Selon un rapport des Nations Unies de 2011, les troupes gouvernementales sri-lankaises étaient responsables d’abus, notamment de bombardements intentionnels de civils, d’exécutions sommaires, de viols et d’empêchement de nourriture et de médicaments dans les communautés touchées. Le rapport de l’ONU indique qu’« un certain nombre de sources crédibles ont estimé qu’il aurait pu y avoir jusqu’à 40 000 morts parmi les civils ».

Les Rajapaksas ont toujours nié avec véhémence de telles allégations.

Satkunanathan, l’avocat des droits de l’homme, a déclaré que le prochain dirigeant à long terme du Sri Lanka devait « s’attaquer à des problèmes enracinés tels que les conflits ethniques, la responsabilité pour les violations des droits de l’homme, ainsi que posséder l’engagement et l’intégrité nécessaires pour rétablir la confiance du public ».

« Parce que nous ne pouvons tout simplement pas nous permettre de retomber dans une crise comme celle à laquelle nous sommes confrontés aujourd’hui », a-t-elle déclaré.

Alors que le dirigeant du Sri Lanka accepte de démissionner, les manifestants chantent dans les rues. Mais l’avenir est incertain et l’économie est détruite

Des groupes mondiaux de défense des droits de l’homme comme Human Rights Watch (HRW) ont également déclaré que le mandat de l’ONU d’enquêter sur les crimes de guerre présumés au Sri Lanka devait être maintenu.

« Gotabaya Rajapaksa et d’autres accusés devraient également faire l’objet d’une enquête et faire l’objet de poursuites appropriées », a déclaré Elaine Pearson, directrice par intérim de HRW pour l’Asie.

Des enquêtes et des poursuites indépendantes sont également nécessaires sur la mauvaise gestion économique du Sri Lanka, a-t-elle ajouté.

« Il devrait y avoir des enquêtes sur la corruption présumée qui a contribué à cette crise, y compris tout effort pour cacher des avoirs à l’étranger », a-t-elle déclaré. « Les gouvernements étrangers devraient enquêter sur les avoirs et les geler le cas échéant. »

Pearson a également réitéré l’urgence des élections.
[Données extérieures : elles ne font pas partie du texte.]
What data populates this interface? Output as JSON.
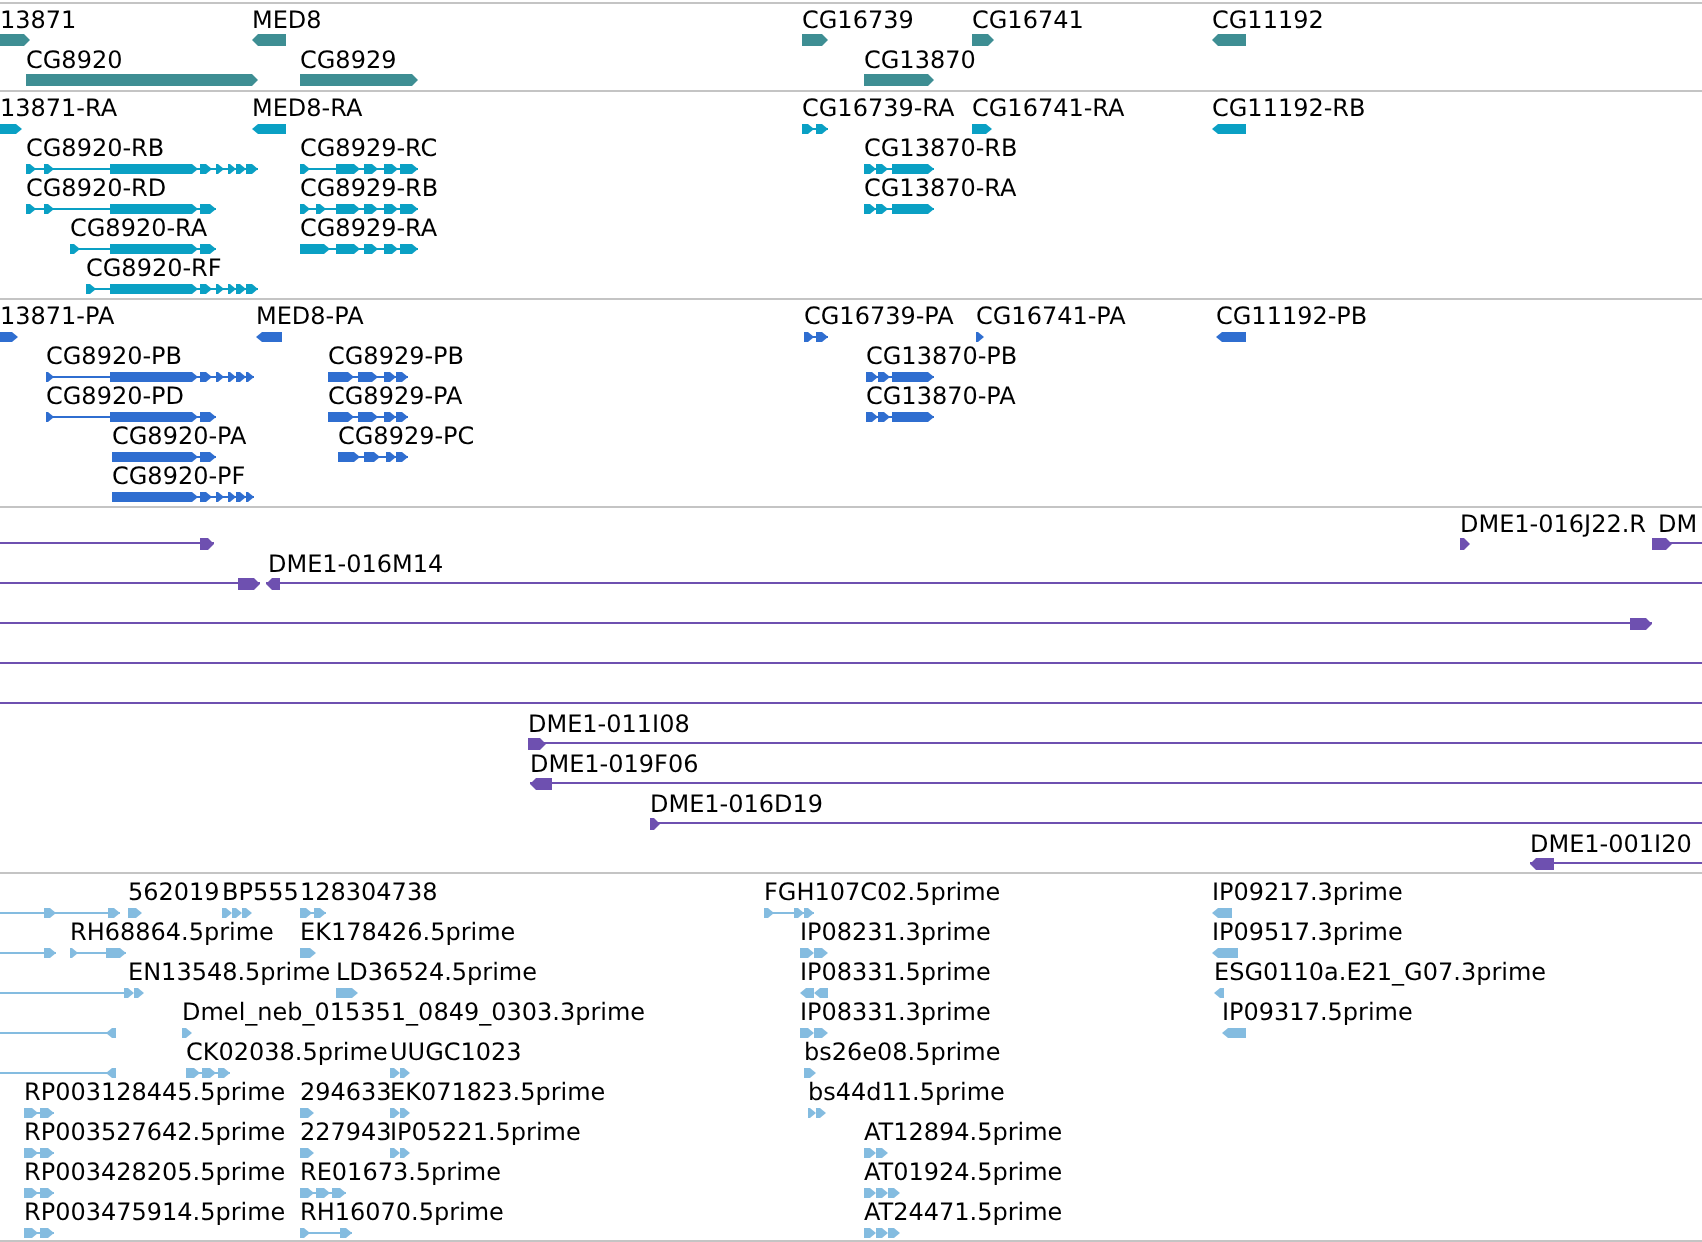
{
  "tracks": [
    {
      "color": "#3e8e93",
      "features": [
        {
          "label": "13871",
          "reverse": false
        },
        {
          "label": "MED8",
          "reverse": true
        },
        {
          "label": "CG16739",
          "reverse": false
        },
        {
          "label": "CG16741",
          "reverse": false
        },
        {
          "label": "CG11192",
          "reverse": true
        },
        {
          "label": "CG8920",
          "reverse": false
        },
        {
          "label": "CG8929",
          "reverse": false
        },
        {
          "label": "CG13870",
          "reverse": false
        }
      ]
    },
    {
      "color": "#0aa0c4",
      "features": [
        {
          "label": "13871-RA",
          "reverse": false
        },
        {
          "label": "MED8-RA",
          "reverse": true
        },
        {
          "label": "CG16739-RA",
          "reverse": false
        },
        {
          "label": "CG16741-RA",
          "reverse": false
        },
        {
          "label": "CG11192-RB",
          "reverse": true
        },
        {
          "label": "CG8920-RB",
          "reverse": false
        },
        {
          "label": "CG8929-RC",
          "reverse": false
        },
        {
          "label": "CG13870-RB",
          "reverse": false
        },
        {
          "label": "CG8920-RD",
          "reverse": false
        },
        {
          "label": "CG8929-RB",
          "reverse": false
        },
        {
          "label": "CG13870-RA",
          "reverse": false
        },
        {
          "label": "CG8920-RA",
          "reverse": false
        },
        {
          "label": "CG8929-RA",
          "reverse": false
        },
        {
          "label": "CG8920-RF",
          "reverse": false
        }
      ]
    },
    {
      "color": "#2f6ed0",
      "features": [
        {
          "label": "13871-PA",
          "reverse": false
        },
        {
          "label": "MED8-PA",
          "reverse": true
        },
        {
          "label": "CG16739-PA",
          "reverse": false
        },
        {
          "label": "CG16741-PA",
          "reverse": false
        },
        {
          "label": "CG11192-PB",
          "reverse": true
        },
        {
          "label": "CG8920-PB",
          "reverse": false
        },
        {
          "label": "CG8929-PB",
          "reverse": false
        },
        {
          "label": "CG13870-PB",
          "reverse": false
        },
        {
          "label": "CG8920-PD",
          "reverse": false
        },
        {
          "label": "CG8929-PA",
          "reverse": false
        },
        {
          "label": "CG13870-PA",
          "reverse": false
        },
        {
          "label": "CG8920-PA",
          "reverse": false
        },
        {
          "label": "CG8929-PC",
          "reverse": false
        },
        {
          "label": "CG8920-PF",
          "reverse": false
        }
      ]
    },
    {
      "color": "#6e50b0",
      "features": [
        {
          "kind": "arrow",
          "reverse": false
        },
        {
          "kind": "arrow",
          "label": "DME1-016J22.R",
          "reverse": false
        },
        {
          "kind": "arrow",
          "label": "DM",
          "reverse": false
        },
        {
          "kind": "arrow",
          "reverse": false
        },
        {
          "kind": "arrow",
          "label": "DME1-016M14",
          "reverse": true
        },
        {
          "kind": "arrow",
          "reverse": false
        },
        {
          "kind": "line"
        },
        {
          "kind": "line"
        },
        {
          "kind": "arrow",
          "label": "DME1-011I08",
          "reverse": false
        },
        {
          "kind": "arrow",
          "label": "DME1-019F06",
          "reverse": true
        },
        {
          "kind": "arrow",
          "label": "DME1-016D19",
          "reverse": false
        },
        {
          "kind": "arrow",
          "label": "DME1-001I20",
          "reverse": true
        }
      ]
    },
    {
      "color": "#84bce0",
      "features": [
        {
          "kind": "arrow",
          "reverse": false
        },
        {
          "kind": "arrow",
          "label": "562019",
          "reverse": false
        },
        {
          "kind": "arrow",
          "label": "BP555",
          "reverse": false
        },
        {
          "kind": "arrow",
          "label": "128304738",
          "reverse": false
        },
        {
          "kind": "arrow",
          "label": "FGH107C02.5prime",
          "reverse": false
        },
        {
          "kind": "arrow",
          "label": "IP09217.3prime",
          "reverse": true
        },
        {
          "kind": "arrow",
          "reverse": false
        },
        {
          "kind": "arrow",
          "label": "RH68864.5prime",
          "reverse": false
        },
        {
          "kind": "arrow",
          "label": "EK178426.5prime",
          "reverse": false
        },
        {
          "kind": "arrow",
          "label": "IP08231.3prime",
          "reverse": false
        },
        {
          "kind": "arrow",
          "label": "IP09517.3prime",
          "reverse": true
        },
        {
          "kind": "line"
        },
        {
          "kind": "arrow",
          "label": "EN13548.5prime",
          "reverse": false
        },
        {
          "kind": "arrow",
          "label": "LD36524.5prime",
          "reverse": false
        },
        {
          "kind": "arrow",
          "label": "IP08331.5prime",
          "reverse": true
        },
        {
          "kind": "arrow",
          "label": "ESG0110a.E21_G07.3prime",
          "reverse": true
        },
        {
          "kind": "arrow",
          "reverse": true
        },
        {
          "kind": "arrow",
          "label": "Dmel_neb_015351_0849_0303.3prime",
          "reverse": false
        },
        {
          "kind": "arrow",
          "label": "IP08331.3prime",
          "reverse": false
        },
        {
          "kind": "arrow",
          "label": "IP09317.5prime",
          "reverse": true
        },
        {
          "kind": "arrow",
          "reverse": true
        },
        {
          "kind": "arrow",
          "label": "CK02038.5prime",
          "reverse": false
        },
        {
          "kind": "arrow",
          "label": "UUGC1023",
          "reverse": false
        },
        {
          "kind": "arrow",
          "label": "bs26e08.5prime",
          "reverse": false
        },
        {
          "kind": "arrow",
          "label": "RP003128445.5prime",
          "reverse": false
        },
        {
          "kind": "arrow",
          "label": "294633",
          "reverse": false
        },
        {
          "kind": "arrow",
          "label": "EK071823.5prime",
          "reverse": false
        },
        {
          "kind": "arrow",
          "label": "bs44d11.5prime",
          "reverse": false
        },
        {
          "kind": "arrow",
          "label": "RP003527642.5prime",
          "reverse": false
        },
        {
          "kind": "arrow",
          "label": "227943",
          "reverse": false
        },
        {
          "kind": "arrow",
          "label": "IP05221.5prime",
          "reverse": false
        },
        {
          "kind": "arrow",
          "label": "AT12894.5prime",
          "reverse": false
        },
        {
          "kind": "arrow",
          "label": "RP003428205.5prime",
          "reverse": false
        },
        {
          "kind": "arrow",
          "label": "RE01673.5prime",
          "reverse": false
        },
        {
          "kind": "arrow",
          "label": "AT01924.5prime",
          "reverse": false
        },
        {
          "kind": "arrow",
          "label": "RP003475914.5prime",
          "reverse": false
        },
        {
          "kind": "arrow",
          "label": "RH16070.5prime",
          "reverse": false
        },
        {
          "kind": "arrow",
          "label": "AT24471.5prime",
          "reverse": false
        }
      ]
    }
  ]
}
« La priorité urgente est une transition pacifique du pouvoir qui respecte les droits et s’attaque aux causes profondes de la crise politique et économique qui est en fin de compte liée à un manque de responsabilité, à la corruption et à l’affaiblissement des institutions qui étaient censées fournir un contrôle sur le pouvoir », a-t-elle déclaré.

« Si un gouvernement plus stable[…]ne peuvent pas être établis, les risques sont d’une crise humanitaire ainsi que d’une violence et d’une répression accrues.